Consacrato e assistito dallo Spirito di Dio,
in Cristo, Capo della Chiesa, il Vescovo
dovrà esaminare i carismi e provarli, per
riconoscere e valorizzare ciò che è buono,
vero e bello, ciò che contribuisce all’incremento
della santità dei singoli e delle comunità.

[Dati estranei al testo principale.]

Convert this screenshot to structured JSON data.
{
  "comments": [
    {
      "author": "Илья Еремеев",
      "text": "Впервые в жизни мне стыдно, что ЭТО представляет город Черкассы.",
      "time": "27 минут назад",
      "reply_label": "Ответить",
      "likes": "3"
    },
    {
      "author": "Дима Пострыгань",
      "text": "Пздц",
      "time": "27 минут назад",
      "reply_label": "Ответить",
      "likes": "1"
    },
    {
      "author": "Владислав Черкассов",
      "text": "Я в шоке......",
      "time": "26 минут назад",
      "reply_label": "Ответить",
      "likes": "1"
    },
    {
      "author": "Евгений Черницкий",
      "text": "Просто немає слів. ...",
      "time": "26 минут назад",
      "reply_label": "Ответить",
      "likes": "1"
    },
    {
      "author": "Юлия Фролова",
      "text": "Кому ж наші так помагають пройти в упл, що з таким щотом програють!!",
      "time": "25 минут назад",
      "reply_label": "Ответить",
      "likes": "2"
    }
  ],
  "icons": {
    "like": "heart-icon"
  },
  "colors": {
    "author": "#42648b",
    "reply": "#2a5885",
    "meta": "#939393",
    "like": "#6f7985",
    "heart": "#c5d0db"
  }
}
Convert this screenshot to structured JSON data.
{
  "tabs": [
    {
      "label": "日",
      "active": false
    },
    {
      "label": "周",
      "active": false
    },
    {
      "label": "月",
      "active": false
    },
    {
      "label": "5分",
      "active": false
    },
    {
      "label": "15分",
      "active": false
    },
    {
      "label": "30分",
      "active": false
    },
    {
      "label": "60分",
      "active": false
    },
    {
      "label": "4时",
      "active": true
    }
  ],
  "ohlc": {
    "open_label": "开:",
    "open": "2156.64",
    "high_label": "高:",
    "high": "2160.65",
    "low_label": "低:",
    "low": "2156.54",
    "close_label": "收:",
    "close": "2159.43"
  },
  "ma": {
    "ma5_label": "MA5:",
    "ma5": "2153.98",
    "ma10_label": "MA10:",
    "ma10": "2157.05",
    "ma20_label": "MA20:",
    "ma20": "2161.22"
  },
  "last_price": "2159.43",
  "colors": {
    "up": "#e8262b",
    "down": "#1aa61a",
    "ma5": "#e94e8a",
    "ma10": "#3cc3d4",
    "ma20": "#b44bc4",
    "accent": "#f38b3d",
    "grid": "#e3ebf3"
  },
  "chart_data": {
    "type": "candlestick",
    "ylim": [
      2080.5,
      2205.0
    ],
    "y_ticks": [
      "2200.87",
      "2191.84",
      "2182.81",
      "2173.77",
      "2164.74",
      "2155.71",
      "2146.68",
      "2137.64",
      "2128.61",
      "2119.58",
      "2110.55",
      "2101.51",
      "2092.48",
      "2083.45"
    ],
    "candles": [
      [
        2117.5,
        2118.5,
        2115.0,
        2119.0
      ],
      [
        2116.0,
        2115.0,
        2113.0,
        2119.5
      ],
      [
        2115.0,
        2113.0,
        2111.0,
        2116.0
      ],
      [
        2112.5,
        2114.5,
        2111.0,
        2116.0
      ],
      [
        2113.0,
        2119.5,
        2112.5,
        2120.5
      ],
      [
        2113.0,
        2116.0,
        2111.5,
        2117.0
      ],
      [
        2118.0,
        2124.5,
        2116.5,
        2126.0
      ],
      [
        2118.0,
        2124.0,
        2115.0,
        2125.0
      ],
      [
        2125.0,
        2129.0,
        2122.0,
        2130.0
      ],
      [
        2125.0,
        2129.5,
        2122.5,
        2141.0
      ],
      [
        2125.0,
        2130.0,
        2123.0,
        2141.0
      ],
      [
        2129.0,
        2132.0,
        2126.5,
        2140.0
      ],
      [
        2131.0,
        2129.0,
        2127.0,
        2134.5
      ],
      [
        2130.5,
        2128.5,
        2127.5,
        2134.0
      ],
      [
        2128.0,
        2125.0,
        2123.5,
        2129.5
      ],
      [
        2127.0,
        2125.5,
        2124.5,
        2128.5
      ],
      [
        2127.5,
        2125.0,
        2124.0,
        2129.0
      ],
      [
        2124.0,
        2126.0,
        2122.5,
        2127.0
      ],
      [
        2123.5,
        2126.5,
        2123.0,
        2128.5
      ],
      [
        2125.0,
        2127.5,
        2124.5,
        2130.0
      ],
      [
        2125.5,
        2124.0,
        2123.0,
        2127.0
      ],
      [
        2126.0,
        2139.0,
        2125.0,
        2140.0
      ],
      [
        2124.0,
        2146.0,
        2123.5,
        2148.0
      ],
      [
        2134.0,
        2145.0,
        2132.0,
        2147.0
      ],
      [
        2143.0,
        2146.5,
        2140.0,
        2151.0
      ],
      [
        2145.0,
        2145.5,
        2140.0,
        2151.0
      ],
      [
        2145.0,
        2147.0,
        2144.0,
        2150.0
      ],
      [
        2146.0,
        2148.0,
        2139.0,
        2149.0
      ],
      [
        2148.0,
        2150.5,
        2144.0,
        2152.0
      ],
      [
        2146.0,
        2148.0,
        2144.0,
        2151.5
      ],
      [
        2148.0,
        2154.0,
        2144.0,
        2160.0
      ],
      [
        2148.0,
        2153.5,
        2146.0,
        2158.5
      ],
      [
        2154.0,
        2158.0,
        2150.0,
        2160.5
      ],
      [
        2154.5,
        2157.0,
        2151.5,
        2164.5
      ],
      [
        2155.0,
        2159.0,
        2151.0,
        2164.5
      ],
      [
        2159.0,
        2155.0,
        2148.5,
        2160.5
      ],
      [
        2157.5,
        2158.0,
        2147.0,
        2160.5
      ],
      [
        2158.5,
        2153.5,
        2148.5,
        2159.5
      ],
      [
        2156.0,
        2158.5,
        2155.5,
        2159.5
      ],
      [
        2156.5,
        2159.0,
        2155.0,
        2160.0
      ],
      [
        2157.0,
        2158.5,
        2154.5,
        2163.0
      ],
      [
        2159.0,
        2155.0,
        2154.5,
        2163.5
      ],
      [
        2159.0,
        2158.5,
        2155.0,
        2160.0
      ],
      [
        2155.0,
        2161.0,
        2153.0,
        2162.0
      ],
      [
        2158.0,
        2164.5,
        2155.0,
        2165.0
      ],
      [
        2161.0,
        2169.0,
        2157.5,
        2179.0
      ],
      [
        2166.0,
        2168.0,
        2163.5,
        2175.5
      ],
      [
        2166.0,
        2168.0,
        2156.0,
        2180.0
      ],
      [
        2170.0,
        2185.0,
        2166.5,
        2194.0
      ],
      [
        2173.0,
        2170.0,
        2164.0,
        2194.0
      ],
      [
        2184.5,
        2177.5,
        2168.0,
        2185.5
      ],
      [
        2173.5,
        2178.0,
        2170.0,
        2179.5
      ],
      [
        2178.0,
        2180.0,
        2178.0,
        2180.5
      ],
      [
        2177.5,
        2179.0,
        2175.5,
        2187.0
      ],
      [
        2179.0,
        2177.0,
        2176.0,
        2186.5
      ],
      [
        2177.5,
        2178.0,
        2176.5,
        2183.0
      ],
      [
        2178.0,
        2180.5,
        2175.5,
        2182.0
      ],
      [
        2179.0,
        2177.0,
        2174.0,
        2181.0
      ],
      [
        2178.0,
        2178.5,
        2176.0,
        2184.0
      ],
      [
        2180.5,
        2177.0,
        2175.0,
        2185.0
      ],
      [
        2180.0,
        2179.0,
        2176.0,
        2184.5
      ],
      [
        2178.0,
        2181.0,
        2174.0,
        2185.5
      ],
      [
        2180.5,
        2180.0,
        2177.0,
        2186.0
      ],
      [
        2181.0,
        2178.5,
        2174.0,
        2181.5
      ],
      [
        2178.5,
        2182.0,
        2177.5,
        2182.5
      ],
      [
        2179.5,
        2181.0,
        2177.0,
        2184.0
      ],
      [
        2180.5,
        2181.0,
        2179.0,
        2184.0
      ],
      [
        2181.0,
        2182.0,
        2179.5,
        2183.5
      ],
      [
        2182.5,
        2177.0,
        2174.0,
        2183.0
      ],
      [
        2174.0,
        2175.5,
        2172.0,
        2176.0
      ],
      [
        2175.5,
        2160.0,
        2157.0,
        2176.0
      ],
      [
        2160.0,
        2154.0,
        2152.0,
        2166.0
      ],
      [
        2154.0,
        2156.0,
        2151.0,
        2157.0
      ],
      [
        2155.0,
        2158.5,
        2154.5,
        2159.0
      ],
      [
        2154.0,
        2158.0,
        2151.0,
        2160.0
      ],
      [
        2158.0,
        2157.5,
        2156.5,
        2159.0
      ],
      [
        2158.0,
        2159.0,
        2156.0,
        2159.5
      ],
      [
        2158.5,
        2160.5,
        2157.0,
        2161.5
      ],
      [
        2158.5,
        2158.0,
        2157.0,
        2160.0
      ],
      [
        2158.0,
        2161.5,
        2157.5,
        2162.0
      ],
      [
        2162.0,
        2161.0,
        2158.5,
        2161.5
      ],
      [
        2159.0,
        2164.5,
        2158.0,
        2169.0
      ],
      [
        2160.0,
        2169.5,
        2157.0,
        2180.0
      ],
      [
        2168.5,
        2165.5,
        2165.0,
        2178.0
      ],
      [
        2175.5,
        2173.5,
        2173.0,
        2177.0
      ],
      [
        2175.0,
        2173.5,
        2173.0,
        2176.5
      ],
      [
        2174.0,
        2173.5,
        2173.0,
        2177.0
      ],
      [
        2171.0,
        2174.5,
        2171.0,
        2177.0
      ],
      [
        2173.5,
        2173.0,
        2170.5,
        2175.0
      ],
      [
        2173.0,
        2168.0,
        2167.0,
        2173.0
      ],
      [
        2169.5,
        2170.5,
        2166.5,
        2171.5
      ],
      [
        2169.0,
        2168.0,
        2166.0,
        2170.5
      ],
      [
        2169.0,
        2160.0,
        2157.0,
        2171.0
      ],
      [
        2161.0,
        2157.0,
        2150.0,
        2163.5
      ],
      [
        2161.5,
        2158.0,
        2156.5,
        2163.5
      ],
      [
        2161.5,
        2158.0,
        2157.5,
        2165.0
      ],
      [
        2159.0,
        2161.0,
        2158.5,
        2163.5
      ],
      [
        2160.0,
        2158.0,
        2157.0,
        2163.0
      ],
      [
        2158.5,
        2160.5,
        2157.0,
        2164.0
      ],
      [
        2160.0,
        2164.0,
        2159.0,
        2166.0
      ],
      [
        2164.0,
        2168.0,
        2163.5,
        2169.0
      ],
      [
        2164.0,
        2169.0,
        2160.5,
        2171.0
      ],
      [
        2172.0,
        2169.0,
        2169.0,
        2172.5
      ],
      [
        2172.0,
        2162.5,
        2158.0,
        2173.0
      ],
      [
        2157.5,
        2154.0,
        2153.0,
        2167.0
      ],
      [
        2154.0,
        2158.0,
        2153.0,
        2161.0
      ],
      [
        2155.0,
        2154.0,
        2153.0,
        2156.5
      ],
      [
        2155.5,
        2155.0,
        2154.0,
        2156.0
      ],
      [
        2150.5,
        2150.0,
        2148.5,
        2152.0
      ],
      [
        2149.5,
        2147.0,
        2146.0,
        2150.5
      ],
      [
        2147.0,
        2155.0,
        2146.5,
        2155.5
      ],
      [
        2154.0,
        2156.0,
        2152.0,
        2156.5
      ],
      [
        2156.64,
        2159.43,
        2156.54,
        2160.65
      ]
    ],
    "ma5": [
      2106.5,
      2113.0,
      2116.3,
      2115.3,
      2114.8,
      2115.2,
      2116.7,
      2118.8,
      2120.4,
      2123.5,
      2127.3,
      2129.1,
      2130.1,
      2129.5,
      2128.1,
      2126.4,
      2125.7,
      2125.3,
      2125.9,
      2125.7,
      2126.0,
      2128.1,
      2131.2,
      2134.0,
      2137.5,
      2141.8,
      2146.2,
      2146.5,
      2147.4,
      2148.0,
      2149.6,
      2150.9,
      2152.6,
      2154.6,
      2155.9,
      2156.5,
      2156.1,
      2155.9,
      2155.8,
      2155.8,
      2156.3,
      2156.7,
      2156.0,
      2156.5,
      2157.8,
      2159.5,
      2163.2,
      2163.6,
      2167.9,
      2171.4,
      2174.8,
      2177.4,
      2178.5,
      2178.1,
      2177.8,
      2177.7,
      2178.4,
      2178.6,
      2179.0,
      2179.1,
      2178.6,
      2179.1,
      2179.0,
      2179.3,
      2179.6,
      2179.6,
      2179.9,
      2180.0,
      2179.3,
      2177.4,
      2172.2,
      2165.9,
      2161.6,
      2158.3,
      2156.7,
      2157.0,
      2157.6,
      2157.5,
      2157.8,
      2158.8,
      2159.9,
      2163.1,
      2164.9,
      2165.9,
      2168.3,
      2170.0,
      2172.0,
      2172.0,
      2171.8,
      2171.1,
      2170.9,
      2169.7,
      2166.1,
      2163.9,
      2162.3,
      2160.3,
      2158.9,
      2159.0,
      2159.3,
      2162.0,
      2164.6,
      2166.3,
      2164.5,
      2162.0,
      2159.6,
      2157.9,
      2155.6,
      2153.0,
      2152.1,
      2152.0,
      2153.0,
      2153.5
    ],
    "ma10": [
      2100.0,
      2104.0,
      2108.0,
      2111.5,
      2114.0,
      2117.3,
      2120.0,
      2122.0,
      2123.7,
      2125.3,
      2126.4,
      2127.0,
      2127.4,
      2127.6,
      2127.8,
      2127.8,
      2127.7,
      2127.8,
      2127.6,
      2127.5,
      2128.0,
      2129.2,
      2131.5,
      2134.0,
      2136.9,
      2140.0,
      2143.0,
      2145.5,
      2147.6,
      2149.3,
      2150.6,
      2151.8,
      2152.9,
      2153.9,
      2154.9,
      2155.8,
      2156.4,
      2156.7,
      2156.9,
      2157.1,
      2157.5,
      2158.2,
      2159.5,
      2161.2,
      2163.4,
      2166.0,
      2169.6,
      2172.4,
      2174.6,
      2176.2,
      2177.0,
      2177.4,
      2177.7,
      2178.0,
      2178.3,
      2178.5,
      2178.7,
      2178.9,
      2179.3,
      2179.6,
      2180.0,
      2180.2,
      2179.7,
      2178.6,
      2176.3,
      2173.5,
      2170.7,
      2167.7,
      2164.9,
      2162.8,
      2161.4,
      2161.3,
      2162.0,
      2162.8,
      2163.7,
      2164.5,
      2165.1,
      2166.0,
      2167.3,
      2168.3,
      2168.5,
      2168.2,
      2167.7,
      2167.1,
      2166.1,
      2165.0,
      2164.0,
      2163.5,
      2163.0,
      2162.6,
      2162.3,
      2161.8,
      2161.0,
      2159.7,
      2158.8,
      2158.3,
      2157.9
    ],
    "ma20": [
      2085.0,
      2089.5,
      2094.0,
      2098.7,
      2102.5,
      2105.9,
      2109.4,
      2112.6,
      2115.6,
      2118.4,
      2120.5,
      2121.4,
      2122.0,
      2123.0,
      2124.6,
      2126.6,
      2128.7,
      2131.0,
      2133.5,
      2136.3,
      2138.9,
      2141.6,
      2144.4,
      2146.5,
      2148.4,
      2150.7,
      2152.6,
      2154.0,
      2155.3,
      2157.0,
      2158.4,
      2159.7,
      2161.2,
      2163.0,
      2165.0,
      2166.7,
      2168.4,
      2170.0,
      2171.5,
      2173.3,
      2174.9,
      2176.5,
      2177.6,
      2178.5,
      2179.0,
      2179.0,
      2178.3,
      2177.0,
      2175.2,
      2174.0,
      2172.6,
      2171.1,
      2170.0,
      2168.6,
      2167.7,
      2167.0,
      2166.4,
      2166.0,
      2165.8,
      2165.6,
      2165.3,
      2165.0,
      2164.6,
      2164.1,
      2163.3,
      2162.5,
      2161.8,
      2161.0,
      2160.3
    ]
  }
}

Quando saranno necessari interventi di correzione,
siano anch’essi espressione di "molto
amore". I movimenti e le nuove comunità
si mostrano fieri della loro libertà associativa,
della fedeltà al loro carisma, ma hanno anche
dimostrato di sapere bene che fedeltà e libertà
sono assicurate, e non certo limitate, dalla
comunione ecclesiale, di cui i Vescovi, uniti
al Successore di Pietro, sono ministri, custodi
e guide.
Cari Fratelli nell’Episcopato, al termine
di questo incontro vi esorto a ravvivare
in voi il dono che avete ricevuto con la
vostra consacrazione (cfr 2 Tm 1,6). Lo Spirito
di Dio ci aiuti a riconoscere e custodire
le meraviglie che Egli stesso suscita nella
Chiesa a favore di tutti gli uomini. A Maria
Santissima, Regina degli Apostoli, affido
ognuna delle vostre Diocesi e vi imparto
di tutto cuore un’affettuosa Benedizione
Apostolica, che estendo ai sacerdoti, ai
religiosi, alle religiose, ai seminaristi,
ai catechisti e a tutti i fedeli laici, in
particolare, oggi, ai membri dei movimenti
ecclesiali e delle nuove comunità presenti
nelle Chiese affidate alle vostre cure.